Foster expressed doubt about Mnuchin's claim, given Trump's various remarks on how the tax deferral would be paid for since he announced it in early August.
"Well, that's interesting," Foster said, promising to compare that "with some of the statements that your boss has made."
During an Aug. 8 news briefing announcing an executive action to defer payroll tax obligations, Trump said that if he wins reelection in November, he plans "to forgive these taxes and make permanent cuts to the payroll tax." At the same briefing, just before signing the memorandum, Trump said, "So this is your payroll tax obligations, which we're going to end up terminating eventually, right?"
Trump's notice allowed for the deferral of withholding, deposit and payment of the 6.2% payroll tax for Social Security from Sept. 1 through December.
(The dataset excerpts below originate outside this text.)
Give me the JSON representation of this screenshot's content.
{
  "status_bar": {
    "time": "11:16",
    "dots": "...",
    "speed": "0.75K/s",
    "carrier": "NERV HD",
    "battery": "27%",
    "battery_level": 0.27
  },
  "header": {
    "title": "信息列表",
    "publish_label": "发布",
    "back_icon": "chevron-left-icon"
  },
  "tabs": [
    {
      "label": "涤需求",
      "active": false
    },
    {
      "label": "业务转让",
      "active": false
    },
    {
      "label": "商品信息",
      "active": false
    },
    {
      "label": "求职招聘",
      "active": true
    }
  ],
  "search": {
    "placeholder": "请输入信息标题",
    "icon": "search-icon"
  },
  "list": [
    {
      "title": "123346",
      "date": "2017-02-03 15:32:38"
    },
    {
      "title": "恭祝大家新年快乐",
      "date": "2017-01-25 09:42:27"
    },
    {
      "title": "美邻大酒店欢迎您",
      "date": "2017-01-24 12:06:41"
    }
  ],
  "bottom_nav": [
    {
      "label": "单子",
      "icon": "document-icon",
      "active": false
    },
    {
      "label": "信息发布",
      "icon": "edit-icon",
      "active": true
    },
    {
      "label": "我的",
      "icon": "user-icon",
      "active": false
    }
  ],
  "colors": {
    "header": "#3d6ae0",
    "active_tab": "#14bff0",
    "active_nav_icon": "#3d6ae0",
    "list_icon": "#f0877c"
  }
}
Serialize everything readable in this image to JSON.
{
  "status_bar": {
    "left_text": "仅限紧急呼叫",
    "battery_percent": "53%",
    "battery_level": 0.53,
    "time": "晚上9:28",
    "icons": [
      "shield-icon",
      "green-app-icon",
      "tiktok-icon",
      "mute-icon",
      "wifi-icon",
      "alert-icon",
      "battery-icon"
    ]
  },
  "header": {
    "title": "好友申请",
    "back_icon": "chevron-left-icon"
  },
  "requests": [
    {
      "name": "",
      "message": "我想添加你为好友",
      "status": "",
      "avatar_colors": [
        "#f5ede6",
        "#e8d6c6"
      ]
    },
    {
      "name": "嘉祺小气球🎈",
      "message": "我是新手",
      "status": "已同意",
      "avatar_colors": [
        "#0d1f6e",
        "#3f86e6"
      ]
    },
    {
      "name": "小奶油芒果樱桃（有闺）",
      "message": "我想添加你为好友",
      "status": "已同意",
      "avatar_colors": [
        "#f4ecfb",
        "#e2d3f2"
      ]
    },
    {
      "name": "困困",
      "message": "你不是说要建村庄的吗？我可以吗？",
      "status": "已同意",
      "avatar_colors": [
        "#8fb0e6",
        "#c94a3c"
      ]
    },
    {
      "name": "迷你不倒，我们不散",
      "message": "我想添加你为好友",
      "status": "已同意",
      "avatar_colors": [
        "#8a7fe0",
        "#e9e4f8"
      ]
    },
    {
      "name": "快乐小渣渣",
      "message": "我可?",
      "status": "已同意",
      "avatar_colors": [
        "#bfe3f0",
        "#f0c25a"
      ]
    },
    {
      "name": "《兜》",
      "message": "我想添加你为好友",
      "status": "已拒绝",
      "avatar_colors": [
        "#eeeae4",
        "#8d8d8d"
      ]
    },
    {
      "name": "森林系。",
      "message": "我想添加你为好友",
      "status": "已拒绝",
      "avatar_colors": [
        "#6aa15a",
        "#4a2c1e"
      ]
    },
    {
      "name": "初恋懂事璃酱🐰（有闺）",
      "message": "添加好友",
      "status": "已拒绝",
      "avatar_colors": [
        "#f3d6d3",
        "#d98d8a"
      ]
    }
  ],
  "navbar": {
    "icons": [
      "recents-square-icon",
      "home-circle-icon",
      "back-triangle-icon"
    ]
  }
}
It applied to the levy on workers earning less than $4,000 biweekly, or $104,000 annually.
However, White House press secretary Kayleigh McEnany said during an Aug. 13 news briefing that Trump wants a permanent forgiveness of the deferral and that he would make sure that Social Security is fully funded.
In an IRS notice Friday, the agency said employee payroll taxes deferred under the executive order are due by the end of April 2021, and employers can be hit with interest and penalties if the taxes aren't paid on time. The IRS said employers should withhold the delayed taxes from paychecks sent out Jan. 1 through April 30.